En Chile se ha desatado la discusión acerca de la remuneraciones de los trabajadores. Esto a partir de las huelgas en Codelco –principal empresa estatal del país- y las palabras de Monseñor Goic.

Este debate, en el pasado inmediato, ha sido abordado por la notable desigualdad que existe en Chile y las distintas reacciones del mundo político, social y religioso respecto a esta problemática.
“El chancho está mal cortado”; podría definir el centro de la conversación, atendiendo a que el sueldo mínimo no representa la posibilidad de tener una vida digna para muchos compatriotas.
¿Cuál es el problema que necesitamos abordar?
Sin lugar a dudas, no podemos perder la mirada de que generar “pactos sociales” en pro de un aumento salarial no es sino un proyecto urgente y necesario. Se trata de la calidad de vida básica de chilenos. No obstante, no me deja de dar vueltas si es ésta la pregunta que necesitamos abordar –únicamente-.
Deben recordar la bullada manifestación de los pingüinos y la loce. Mi pregunta es, ¿sale la loce, arreglamos el problema de educación? Claro, en pequeña parte.

Pero el problema desde mi óptica en la educación es otro,
- ¿Cómo educamos a nuestros niños para habitar un mundo global, competitivo, cambiante e inestable?
- ¿Vamos a seguir formando niños para trabajos que ya no existen?
- ¿Seguiremos sacando al mundo laboral, miles muchachos con la ilusión que trabajarán bien remunerados en carreras que ya no aportan valor, que se copo el mercado, que ya no resuenan con los tiempos?.

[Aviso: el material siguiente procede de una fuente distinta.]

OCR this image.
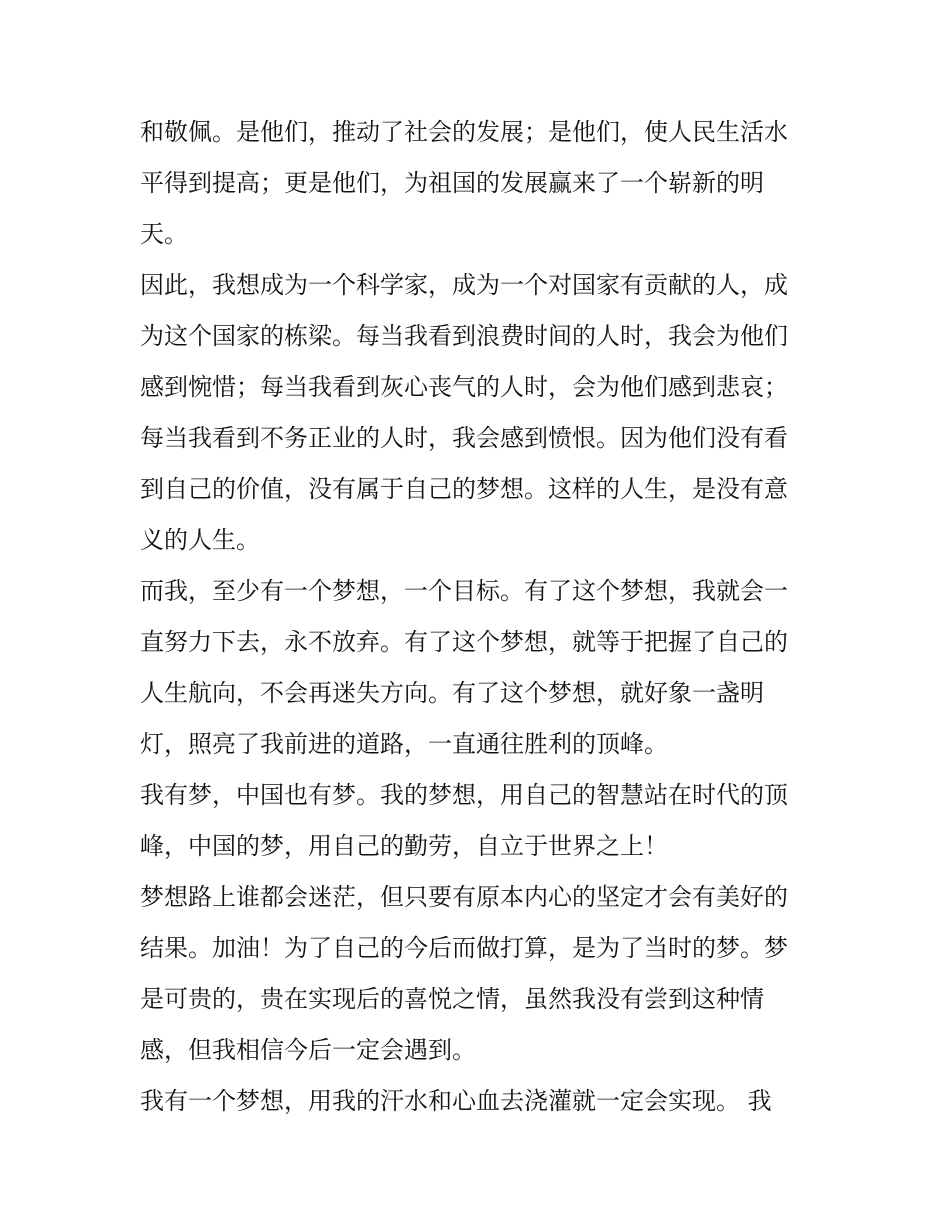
和敬佩。是他们，推动了社会的发展；是他们，使人民生活水
平得到提高；更是他们，为祖国的发展赢来了一个崭新的明
天。
因此，我想成为一个科学家，成为一个对国家有贡献的人，成
为这个国家的栋梁。每当我看到浪费时间的人时，我会为他们
感到惋惜；每当我看到灰心丧气的人时，会为他们感到悲哀；
每当我看到不务正业的人时，我会感到愤恨。因为他们没有看
到自己的价值，没有属于自己的梦想。这样的人生，是没有意
义的人生。
而我，至少有一个梦想，一个目标。有了这个梦想，我就会一
直努力下去，永不放弃。有了这个梦想，就等于把握了自己的
人生航向，不会再迷失方向。有了这个梦想，就好象一盏明
灯，照亮了我前进的道路，一直通往胜利的顶峰。
我有梦，中国也有梦。我的梦想，用自己的智慧站在时代的顶
峰，中国的梦，用自己的勤劳，自立于世界之上！
梦想路上谁都会迷茫，但只要有原本内心的坚定才会有美好的
结果。加油！为了自己的今后而做打算，是为了当时的梦。梦
是可贵的，贵在实现后的喜悦之情，虽然我没有尝到这种情
感，但我相信今后一定会遇到。
我有一个梦想，用我的汗水和心血去浇灌就一定会实现。 我
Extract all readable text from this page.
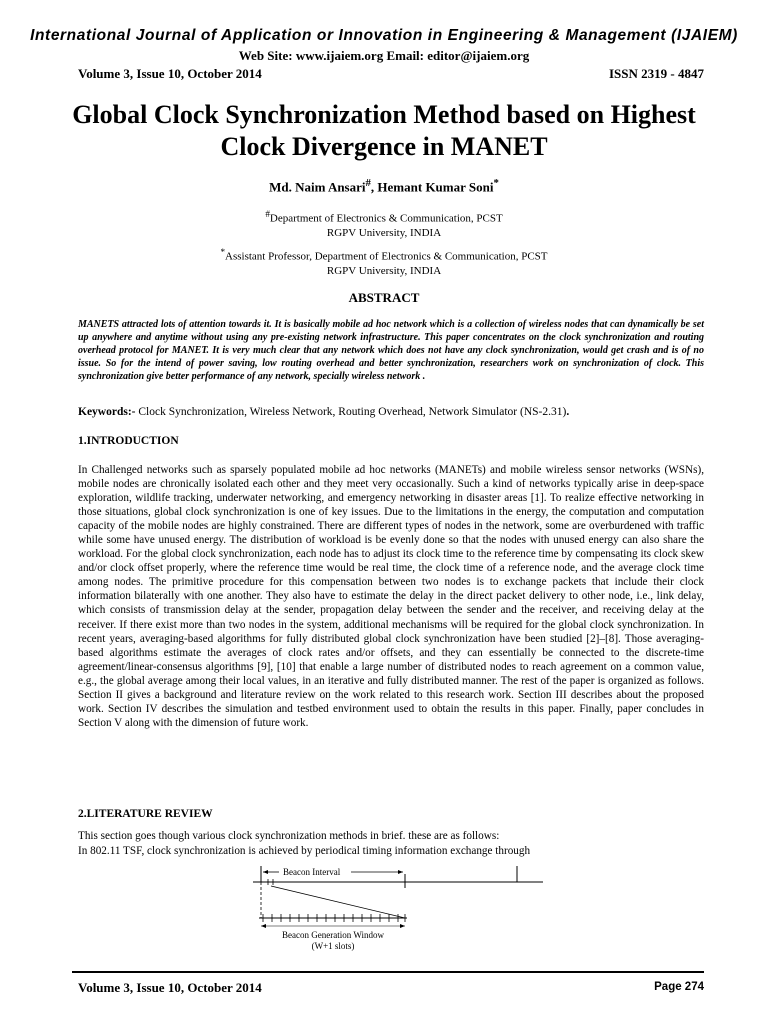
International Journal of Application or Innovation in Engineering & Management (IJAIEM)
Web Site: www.ijaiem.org Email: editor@ijaiem.org
Volume 3, Issue 10, October 2014	ISSN 2319 - 4847
Global Clock Synchronization Method based on Highest Clock Divergence in MANET
Md. Naim Ansari#, Hemant Kumar Soni*
#Department of Electronics & Communication, PCST
RGPV University, INDIA
*Assistant Professor, Department of Electronics & Communication, PCST
RGPV University, INDIA
ABSTRACT
MANETS attracted lots of attention towards it. It is basically mobile ad hoc network which is a collection of wireless nodes that can dynamically be set up anywhere and anytime without using any pre-existing network infrastructure. This paper concentrates on the clock synchronization and routing overhead protocol for MANET. It is very much clear that any network which does not have any clock synchronization, would get crash and is of no issue. So for the intend of power saving, low routing overhead and better synchronization, researchers work on synchronization of clock. This synchronization give better performance of any network, specially wireless network .
Keywords:- Clock Synchronization, Wireless Network, Routing Overhead, Network Simulator (NS-2.31).
1.INTRODUCTION
In Challenged networks such as sparsely populated mobile ad hoc networks (MANETs) and mobile wireless sensor networks (WSNs), mobile nodes are chronically isolated each other and they meet very occasionally. Such a kind of networks typically arise in deep-space exploration, wildlife tracking, underwater networking, and emergency networking in disaster areas [1]. To realize effective networking in those situations, global clock synchronization is one of key issues. Due to the limitations in the energy, the computation and computation capacity of the mobile nodes are highly constrained. There are different types of nodes in the network, some are overburdened with traffic while some have unused energy. The distribution of workload is be evenly done so that the nodes with unused energy can also share the workload. For the global clock synchronization, each node has to adjust its clock time to the reference time by compensating its clock skew and/or clock offset properly, where the reference time would be real time, the clock time of a reference node, and the average clock time among nodes. The primitive procedure for this compensation between two nodes is to exchange packets that include their clock information bilaterally with one another. They also have to estimate the delay in the direct packet delivery to other node, i.e., link delay, which consists of transmission delay at the sender, propagation delay between the sender and the receiver, and receiving delay at the receiver. If there exist more than two nodes in the system, additional mechanisms will be required for the global clock synchronization. In recent years, averaging-based algorithms for fully distributed global clock synchronization have been studied [2]–[8]. Those averaging-based algorithms estimate the averages of clock rates and/or offsets, and they can essentially be connected to the discrete-time agreement/linear-consensus algorithms [9], [10] that enable a large number of distributed nodes to reach agreement on a common value, e.g., the global average among their local values, in an iterative and fully distributed manner. The rest of the paper is organized as follows. Section II gives a background and literature review on the work related to this research work. Section III describes about the proposed work. Section IV describes the simulation and testbed environment used to obtain the results in this paper. Finally, paper concludes in Section V along with the dimension of future work.
2.LITERATURE REVIEW
This section goes though various clock synchronization methods in brief. these are as follows:
In 802.11 TSF, clock synchronization is achieved by periodical timing information exchange through
Beacon Interval
Beacon Generation Window
(W+1 slots)
Volume 3, Issue 10, October 2014	Page 274
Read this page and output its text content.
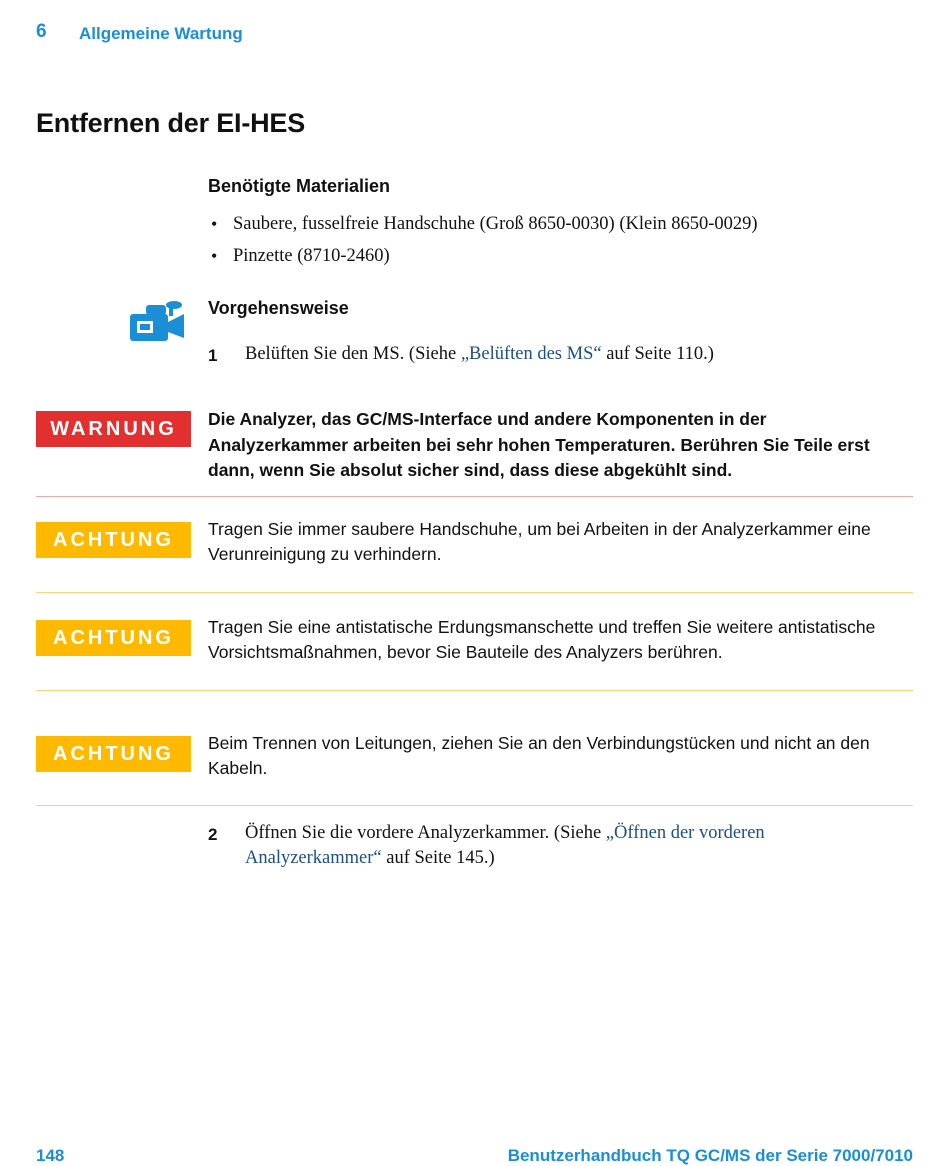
6 Allgemeine Wartung
Entfernen der EI-HES
Benötigte Materialien
• Saubere, fusselfreie Handschuhe (Groß 8650-0030) (Klein 8650-0029)
• Pinzette (8710-2460)
Vorgehensweise
1 Belüften Sie den MS. (Siehe „Belüften des MS“ auf Seite 110.)
WARNUNG	Die Analyzer, das GC/MS-Interface und andere Komponenten in der Analyzerkammer arbeiten bei sehr hohen Temperaturen. Berühren Sie Teile erst dann, wenn Sie absolut sicher sind, dass diese abgekühlt sind.
ACHTUNG	Tragen Sie immer saubere Handschuhe, um bei Arbeiten in der Analyzerkammer eine Verunreinigung zu verhindern.
ACHTUNG	Tragen Sie eine antistatische Erdungsmanschette und treffen Sie weitere antistatische Vorsichtsmaßnahmen, bevor Sie Bauteile des Analyzers berühren.
ACHTUNG	Beim Trennen von Leitungen, ziehen Sie an den Verbindungstücken und nicht an den Kabeln.
2 Öffnen Sie die vordere Analyzerkammer. (Siehe „Öffnen der vorderen
Analyzerkammer“ auf Seite 145.)
148	Benutzerhandbuch TQ GC/MS der Serie 7000/7010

- ¿Hemos caracterizado en serio este mundo en que estos niños vivirán?
- ¿Habremos entendido que muchos conocimiento no significan tener empleo?
- ¿Nos daremos cuenta que necesitamos que esos jóvenes tengan destrezas alineadas a este mundo?
Esta discusión es la que no tiene portadas, ni movilizaciones, ni huelgas.
Intentamos arreglar las contingencias pero no las preguntas más profundas.
Tal mirada, puede ser similar al sueldo ético.
Imaginemos “pacto social” subimos un “x” porcentaje las remuneraciones, pero en uno o en dos años más, la demanda de los trabajadores surgirá tal cual. Obviedad dirán algunos más versados en materias económicas, y como no.
Por lo mismo, me inquieta preguntarme, ¿Cuál es la pregunta larga?
Intuición...
- ¿Cómo hacemos que al país le vaya mejor? A punta sólo de los milagros naturales como la minería, salmones, vinos y bosques, me huele que no haremos tal diferencia.
- ¿Cómo hacemos del país una incubadora de talentos emprendedores globales?
- ¿La pobreza no se solucionará con crear riqueza entonces y no sólo con repartir mejor o en forma más justa el botín…?
Finalmente:
Vi hace algunas semanas la película “300”, en que pocas palabras muestra la historia bélica de un puñado de guerrero espartanos liderados por Leonidas. Si bien, tiene un corte épico y de valoración al patriotismo y al honor, la conecté con Chile y su realidad en el mundo que nos ha tocado vivir, con las Chinas, Indias, Estados Unidos, todos grandes fuerzas y cómo un pequeñito país de sólo 16 millones puede hacer una diferencia a partir de la épica, talento y visión.
Son preguntas que quiero compartir con ustedes.
A veces veo en Chile, que intentamos sanar hemorragias con parches curitas.
Bien por el sueldo ético, por mayor equidad social, mejor aún si trabajamos para que a todos los chilenos les vaya no sólo un "poquito mejor" sino mucho mejor!!